Logoterapi’ nin uzun yıllardır iddia ettiği teori, sayısız araştırmada onaylanmaya devam ediyor; insanın en temel ihtiyaçlarından biri “hayatına anlam yüklemek” tir. Buna göre hayatında bir anlam bulan, yaşamının anlamını bir şeylere bağlayabilen kimselerin madde bağımlılığı, intihar, alkol, şiddet gibi sorunlara bulaşma olasılığı düşmektedir. İster birini sevmek, kendini tanrıya, bir ulusa adamak olsun; ister çocuklarına, işine, sanatına bağlanmak olsun, insanın hayatını dolduran bir anlam, onu ruhsal anlamda sağlıklı kılabiliyor.

Dr. Frankl ve Allport gibi alanın en seçkin uzmanları, hayatın anlamsız sürdürülmesinin doğuracağı sorunları sıralarken bu ihtiyaca hazır cevaplar verilemeyeceğini de açık yüreklilikle söylerler. “Kimse kimseye hayatın amacının ne olduğunu söyleyemez. Bu, insanın bulması gereken bir cevaptır.” Evet, insanın yaşadığı toplumun çocuğu olduğu tezinden hareketle çoğumuzun taklit, öğrenme veya dikte edilmiş öğretiler üzerinden hayatımıza anlam yüklediğimiz bir gerçektir. Bunlar sorgulanmış anlamlar değildir. Ancak yine de kişiyi, ağır krizler yaşamadığı sürece hayata bağlayabilir. Hayatını çocukları, ailesi, milleti, devleti veya dinine adaması gerektiği bilinciyle yetiştirilen bir kimse için yaşadığı veya yaşayacağı acılar anlamlı hâle gelebilir. Amacı para kazanmak olan kimse için de gece gündüz çalışmak hayatın yegâne anlamıdır. Bu uğurda her sıkıntıya katlanmaya hazırdır. Para kazanmak saplantı hâline gelmişse ailesiyle ilgilenmek bile ona anlamsız gelmeye başlar. Akademik basamakları çıkıp mutlu olmayı amaçlamak, işine sarılıp müdür ya da patron olmayı hayatının anlamı olarak belirlemek, bir sanat ya da spor dalında başarı yakalayarak hayatını anlamlandırmak da seçenekler arasındadır. Herkese doğru gelmeyebilir ama bunların mantıksız veya anlamsız olduğunu kim söyleyebilir?

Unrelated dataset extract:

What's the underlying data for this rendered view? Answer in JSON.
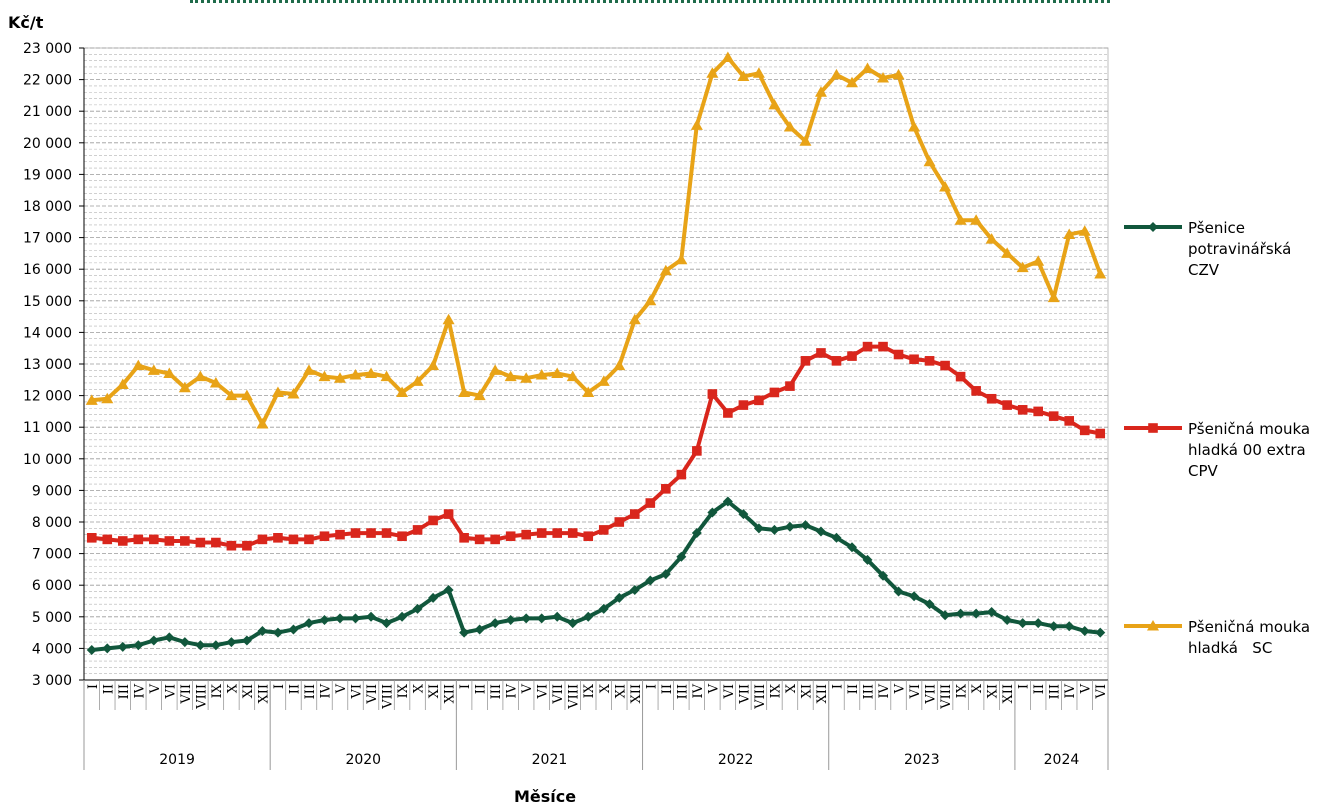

Hayatın anlamı kişiden kişiye değişir. Bu, meşhur bir ustaya sorulan “Satrançta en iyi hamle nedir?” sorusuna verilen cevaba benzer. Ustaya göre satrançta en iyi hamle yoktur. İyi hamle oyuna, oyuncuya, pozisyona göre değişir. Hayatına anlam arayan kimseye de tablet çözüm üretilemez. Ancak bir din, ideoloji veya ülküye sıkıca bağlı kimseler için hayatın anlamı sabittir. Dolayısıyla da genellikle kesin inançlı olurlar ve başkalarının hayatlarını anlamsız ve yaşanmaya değmez görürler. Onlara göre sadece kendi din, ideoloji ve değerlerine bağlı kimseler yaşanmaya değer bir hayata sahiptir. Oysa herkesin hayatı yaşama tarzı farklıdır. Bizim açımızdan odaklanılması gereken nokta “Hayatın anlamı nedir?” sorusundan ziyade insanlara hayatlarına anlam yükleme konusunda yardımcı olabilmektir. Frankl’ ın deyimiyle ressam yaptığı resimle gördüğü şeyi yeniden yorumlayıp bize sunar. Ancak bir göz doktoru gözlerimizi tedavi ederek gerçeği kendi gözlerimizle sağlıklı şekilde görmemizi sağlar. İyi bir anne baba, öğretmen, dost veya yaşam koçunun görevi muhataplarının gözlerini tedavi etmektir! Onlar hayatın anlamının ne olması gerektiğini dayatmak yerine bunun nasıl belirleneceğini öğretir.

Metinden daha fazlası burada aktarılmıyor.